I. Gegenstand der Vorabentscheidungsfrage und Verfahren

In seinem Entscheid vom 26. Oktober 2016 in Sachen I. P.P. gegen die « Krefiservicing » AG und den « Koninklijke Lierse Sportkring », II. D.L., III. L.D. und Y. V.D.S. gegen die « Krefiservicing » AG und den Königlichen Belgischen Fußballverband, IV. F.G., V. D.M. gegen die « Krefiservicing » AG, den Königlichen Belgischen Fußballverband und den « Royal Sporting Club Anderlecht », VI. der VoG « Pro League » gegen G.B., F.A. und J.-P. L.P., VII. P.A. und VIII. M.E., dessen Ausfertigung am 9. November 2016 in der Kanzlei des Gerichtshofes eingegangen ist, hat der Kassationshof folgende Vorabentscheidungsfrage gestellt:

« Verstößt Artikel 162bis Absatz 2 des Strafprozessgesetzbuches gegen die Artikel 10 und 11 der Verfassung, insofern die Zivilpartei, die nicht die Initiative zur Verfolgung ergriffen hat und gegen ein Urteil, mit dem ihre Klage für unzulässig erklärt wurde, nachdem der Angeklagte auf die Strafverfolgung hin verurteilt worden war, Berufung einlegt, nicht zur Zahlung der Verfahrensentschädigung verurteilt werden kann, wenn sie in der Berufungsinstanz unterliegt, wobei der Verfassungsgerichtshof in seinem Entscheid Nr. 113/2016 vom 22. September 2016 für Recht erkannt hat, dass Artikel 162bis Absatz 2 des Strafprozessgesetzbuches gegen die Artikel 10 und 11 der Verfassung verstößt, insofern er es dem Strafrichter nicht erlaubt, dem freigesprochenen Angeklagten und dem zivilrechtlich Haftbaren eine Verfahrensentschädigung in der Berufungsinstanz zu Lasten der in der Sache unterliegenden Zivilpartei zu gewähren, die in Ermangelung jeder Rechtsmitteleinlegung seitens der Staatsanwaltschaft Berufung gegen ein auf Freispruch lautendes Urteil, das auf eine von der Staatsanwaltschaft eingeleiteten Klage hin ergangen ist, eingelegt hat? ».

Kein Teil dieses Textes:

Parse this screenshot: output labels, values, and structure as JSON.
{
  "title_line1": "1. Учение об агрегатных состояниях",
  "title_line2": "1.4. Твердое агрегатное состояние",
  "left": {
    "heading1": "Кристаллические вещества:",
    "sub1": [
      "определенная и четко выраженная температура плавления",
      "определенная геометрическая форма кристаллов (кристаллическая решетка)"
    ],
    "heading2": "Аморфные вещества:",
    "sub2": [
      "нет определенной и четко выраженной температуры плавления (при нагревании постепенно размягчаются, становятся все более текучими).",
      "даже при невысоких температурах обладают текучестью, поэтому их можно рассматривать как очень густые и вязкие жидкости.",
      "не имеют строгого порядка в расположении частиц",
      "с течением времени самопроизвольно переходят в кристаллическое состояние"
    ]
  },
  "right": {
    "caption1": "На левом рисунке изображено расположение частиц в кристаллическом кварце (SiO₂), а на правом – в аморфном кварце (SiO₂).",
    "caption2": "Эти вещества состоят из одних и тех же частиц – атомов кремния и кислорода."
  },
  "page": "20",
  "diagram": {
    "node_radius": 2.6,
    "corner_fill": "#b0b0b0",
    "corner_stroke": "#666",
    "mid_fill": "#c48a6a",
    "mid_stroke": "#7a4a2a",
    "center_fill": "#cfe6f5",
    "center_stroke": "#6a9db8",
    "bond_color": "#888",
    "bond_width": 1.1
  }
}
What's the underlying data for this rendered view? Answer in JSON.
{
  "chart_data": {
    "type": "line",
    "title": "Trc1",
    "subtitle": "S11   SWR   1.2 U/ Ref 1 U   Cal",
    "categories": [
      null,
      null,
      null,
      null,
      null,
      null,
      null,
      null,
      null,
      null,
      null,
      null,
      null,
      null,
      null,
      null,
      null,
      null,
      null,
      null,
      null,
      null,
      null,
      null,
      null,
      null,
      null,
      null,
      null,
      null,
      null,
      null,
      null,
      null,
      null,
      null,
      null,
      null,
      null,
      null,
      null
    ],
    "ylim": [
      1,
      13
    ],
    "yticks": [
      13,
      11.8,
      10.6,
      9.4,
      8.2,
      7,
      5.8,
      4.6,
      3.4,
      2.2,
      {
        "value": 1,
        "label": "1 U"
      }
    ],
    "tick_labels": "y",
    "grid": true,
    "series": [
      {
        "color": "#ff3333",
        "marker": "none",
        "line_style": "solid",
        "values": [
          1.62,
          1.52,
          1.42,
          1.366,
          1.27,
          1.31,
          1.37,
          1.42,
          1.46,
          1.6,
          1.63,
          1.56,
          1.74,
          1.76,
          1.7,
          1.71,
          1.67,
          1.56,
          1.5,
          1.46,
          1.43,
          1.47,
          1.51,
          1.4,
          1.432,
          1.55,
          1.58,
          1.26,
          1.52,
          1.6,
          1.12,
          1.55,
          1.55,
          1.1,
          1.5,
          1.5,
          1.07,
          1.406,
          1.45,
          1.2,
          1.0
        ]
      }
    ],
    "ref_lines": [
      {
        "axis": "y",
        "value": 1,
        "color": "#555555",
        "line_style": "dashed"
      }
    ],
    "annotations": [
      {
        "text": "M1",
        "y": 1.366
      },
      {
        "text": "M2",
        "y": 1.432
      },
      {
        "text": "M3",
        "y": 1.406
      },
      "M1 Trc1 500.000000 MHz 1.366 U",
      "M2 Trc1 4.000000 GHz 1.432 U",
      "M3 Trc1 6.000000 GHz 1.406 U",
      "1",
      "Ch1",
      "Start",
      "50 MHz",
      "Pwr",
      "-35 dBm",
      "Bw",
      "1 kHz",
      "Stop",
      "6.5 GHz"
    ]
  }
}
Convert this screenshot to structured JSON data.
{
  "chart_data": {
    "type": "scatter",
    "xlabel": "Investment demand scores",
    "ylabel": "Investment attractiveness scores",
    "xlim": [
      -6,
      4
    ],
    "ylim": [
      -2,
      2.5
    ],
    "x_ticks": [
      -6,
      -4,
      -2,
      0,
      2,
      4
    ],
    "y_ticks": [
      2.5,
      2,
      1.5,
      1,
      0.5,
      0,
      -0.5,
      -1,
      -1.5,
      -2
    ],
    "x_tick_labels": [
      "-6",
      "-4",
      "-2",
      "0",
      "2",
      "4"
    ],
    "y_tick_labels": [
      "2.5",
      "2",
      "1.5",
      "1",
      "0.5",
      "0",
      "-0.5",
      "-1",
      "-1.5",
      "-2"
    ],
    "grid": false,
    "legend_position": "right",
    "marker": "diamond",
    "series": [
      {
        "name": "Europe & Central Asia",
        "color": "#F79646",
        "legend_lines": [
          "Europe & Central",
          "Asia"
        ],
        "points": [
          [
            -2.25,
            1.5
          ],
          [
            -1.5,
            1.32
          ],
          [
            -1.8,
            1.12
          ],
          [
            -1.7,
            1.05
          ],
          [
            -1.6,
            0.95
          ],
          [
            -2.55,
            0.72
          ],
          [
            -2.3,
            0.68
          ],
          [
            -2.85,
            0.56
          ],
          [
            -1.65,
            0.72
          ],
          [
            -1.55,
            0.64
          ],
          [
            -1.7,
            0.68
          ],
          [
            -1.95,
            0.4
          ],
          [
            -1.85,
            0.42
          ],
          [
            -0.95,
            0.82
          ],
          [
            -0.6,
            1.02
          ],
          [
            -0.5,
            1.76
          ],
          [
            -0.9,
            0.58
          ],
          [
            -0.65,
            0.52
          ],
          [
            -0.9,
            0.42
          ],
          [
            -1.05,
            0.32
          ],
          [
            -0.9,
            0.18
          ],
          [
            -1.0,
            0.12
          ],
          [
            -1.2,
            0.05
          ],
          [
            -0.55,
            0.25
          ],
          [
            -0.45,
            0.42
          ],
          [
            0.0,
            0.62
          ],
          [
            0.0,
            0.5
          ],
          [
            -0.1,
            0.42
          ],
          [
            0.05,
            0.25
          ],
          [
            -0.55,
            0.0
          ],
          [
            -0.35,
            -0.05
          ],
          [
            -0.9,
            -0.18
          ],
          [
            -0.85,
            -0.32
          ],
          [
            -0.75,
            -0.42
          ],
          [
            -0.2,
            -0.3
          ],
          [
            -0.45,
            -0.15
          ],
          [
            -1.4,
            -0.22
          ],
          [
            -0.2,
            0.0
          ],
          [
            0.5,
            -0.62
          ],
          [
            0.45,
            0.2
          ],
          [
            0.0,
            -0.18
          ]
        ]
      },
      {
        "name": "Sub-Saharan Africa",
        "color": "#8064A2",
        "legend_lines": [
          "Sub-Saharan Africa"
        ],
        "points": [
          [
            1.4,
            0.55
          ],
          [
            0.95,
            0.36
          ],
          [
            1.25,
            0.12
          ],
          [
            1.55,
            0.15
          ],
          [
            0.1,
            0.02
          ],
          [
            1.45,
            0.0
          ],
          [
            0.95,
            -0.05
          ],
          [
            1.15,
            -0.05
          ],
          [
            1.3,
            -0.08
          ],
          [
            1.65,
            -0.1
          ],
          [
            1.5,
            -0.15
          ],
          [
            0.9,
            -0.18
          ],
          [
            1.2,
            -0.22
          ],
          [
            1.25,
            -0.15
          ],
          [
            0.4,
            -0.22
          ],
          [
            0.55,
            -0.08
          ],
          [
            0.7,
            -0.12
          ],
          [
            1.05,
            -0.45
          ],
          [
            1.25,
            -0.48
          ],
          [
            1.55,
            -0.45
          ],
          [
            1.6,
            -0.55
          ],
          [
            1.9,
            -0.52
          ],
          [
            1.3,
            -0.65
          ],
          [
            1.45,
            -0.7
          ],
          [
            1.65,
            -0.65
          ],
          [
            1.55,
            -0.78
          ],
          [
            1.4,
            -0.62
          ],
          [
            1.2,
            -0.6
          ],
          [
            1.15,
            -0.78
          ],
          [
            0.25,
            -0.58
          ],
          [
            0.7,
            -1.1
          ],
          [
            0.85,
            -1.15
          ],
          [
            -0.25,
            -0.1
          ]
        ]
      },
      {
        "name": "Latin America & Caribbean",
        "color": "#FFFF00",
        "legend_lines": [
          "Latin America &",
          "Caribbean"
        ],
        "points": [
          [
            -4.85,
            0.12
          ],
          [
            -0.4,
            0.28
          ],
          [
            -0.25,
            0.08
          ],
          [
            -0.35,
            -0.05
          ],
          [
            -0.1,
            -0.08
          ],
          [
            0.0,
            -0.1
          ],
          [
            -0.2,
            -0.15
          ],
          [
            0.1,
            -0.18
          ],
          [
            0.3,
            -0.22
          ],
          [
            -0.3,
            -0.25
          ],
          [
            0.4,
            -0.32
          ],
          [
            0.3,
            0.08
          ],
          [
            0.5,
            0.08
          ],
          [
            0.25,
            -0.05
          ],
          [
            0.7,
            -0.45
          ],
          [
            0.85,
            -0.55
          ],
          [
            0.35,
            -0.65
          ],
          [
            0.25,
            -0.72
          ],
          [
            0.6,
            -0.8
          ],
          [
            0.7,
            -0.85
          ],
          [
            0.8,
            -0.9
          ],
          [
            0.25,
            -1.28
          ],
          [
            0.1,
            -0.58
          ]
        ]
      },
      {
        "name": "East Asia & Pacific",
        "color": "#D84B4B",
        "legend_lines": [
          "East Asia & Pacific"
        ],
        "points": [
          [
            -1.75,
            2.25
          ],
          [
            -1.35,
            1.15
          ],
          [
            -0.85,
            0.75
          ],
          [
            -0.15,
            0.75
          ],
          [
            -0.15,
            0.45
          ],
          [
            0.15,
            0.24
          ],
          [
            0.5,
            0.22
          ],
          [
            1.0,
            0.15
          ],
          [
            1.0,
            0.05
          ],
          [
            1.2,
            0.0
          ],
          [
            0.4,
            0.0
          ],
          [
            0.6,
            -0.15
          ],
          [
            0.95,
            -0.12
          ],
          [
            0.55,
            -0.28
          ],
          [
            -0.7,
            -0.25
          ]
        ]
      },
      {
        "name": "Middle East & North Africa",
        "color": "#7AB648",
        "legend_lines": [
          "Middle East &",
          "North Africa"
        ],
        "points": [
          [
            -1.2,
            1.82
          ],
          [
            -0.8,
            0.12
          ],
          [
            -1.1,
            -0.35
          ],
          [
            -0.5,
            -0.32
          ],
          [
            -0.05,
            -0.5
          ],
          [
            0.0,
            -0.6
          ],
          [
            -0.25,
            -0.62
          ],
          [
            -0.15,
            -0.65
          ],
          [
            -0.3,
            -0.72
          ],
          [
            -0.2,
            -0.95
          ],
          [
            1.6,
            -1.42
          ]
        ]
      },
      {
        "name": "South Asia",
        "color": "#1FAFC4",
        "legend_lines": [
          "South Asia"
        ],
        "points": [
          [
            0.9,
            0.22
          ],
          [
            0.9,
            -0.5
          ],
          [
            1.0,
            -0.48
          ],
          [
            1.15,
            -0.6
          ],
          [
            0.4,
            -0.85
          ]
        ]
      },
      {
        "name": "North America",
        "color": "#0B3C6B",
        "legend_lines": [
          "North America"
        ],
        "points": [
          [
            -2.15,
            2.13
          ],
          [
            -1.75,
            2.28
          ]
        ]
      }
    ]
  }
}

Am 30. November 2016 haben die referierenden Richter J.-P. Snappe und L. Lavrysen in Anwendung von Artikel 72 Absatz 1 des Sondergesetzes vom 6. Januar 1989 über den Verfassungsgerichtshof den Gerichtshof davon in Kenntnis gesetzt, dass sie dazu veranlasst werden könnten, vorzuschlagen, die Untersuchung der Rechtssache durch einen Vorverfahrensentscheid zu erledigen.

(...)

III. Rechtliche Würdigung

(...)

B.1. Artikel 162bis des Strafprozessgesetzbuches, eingefügt durch Artikel 9 des Gesetzes vom 21. April 2007 « über die Rückforderbarkeit der Rechtsanwaltshonorare und -kosten » und abgeändert durch Artikel 3 des Gesetzes vom 21. Februar 2010 « zur Abänderung der Artikel 1022 des Gerichtsgesetzbuches und 162bis des Strafprozessgesetzbuches », bestimmt:

« Durch jedes auf Verurteilung lautende Urteil gegen den Angeklagten und die für die Straftat zivilrechtlich haftenden Personen werden diese in die in Artikel 1022 des Gerichtsgesetzbuches erwähnte Verfahrensentschädigung zu Gunsten der Zivilpartei verurteilt.

Die Zivilpartei, die die Initiative zu einer direkten Ladung ergriffen hat und in der Sache unterliegt, wird in die in Artikel 1022 des Gerichtsgesetzbuches erwähnte Entschädigung zu Gunsten des Angeklagten und zu Gunsten des zivilrechtlich Haftenden verurteilt. Die Entschädigung wird durch das Urteil bestimmt ».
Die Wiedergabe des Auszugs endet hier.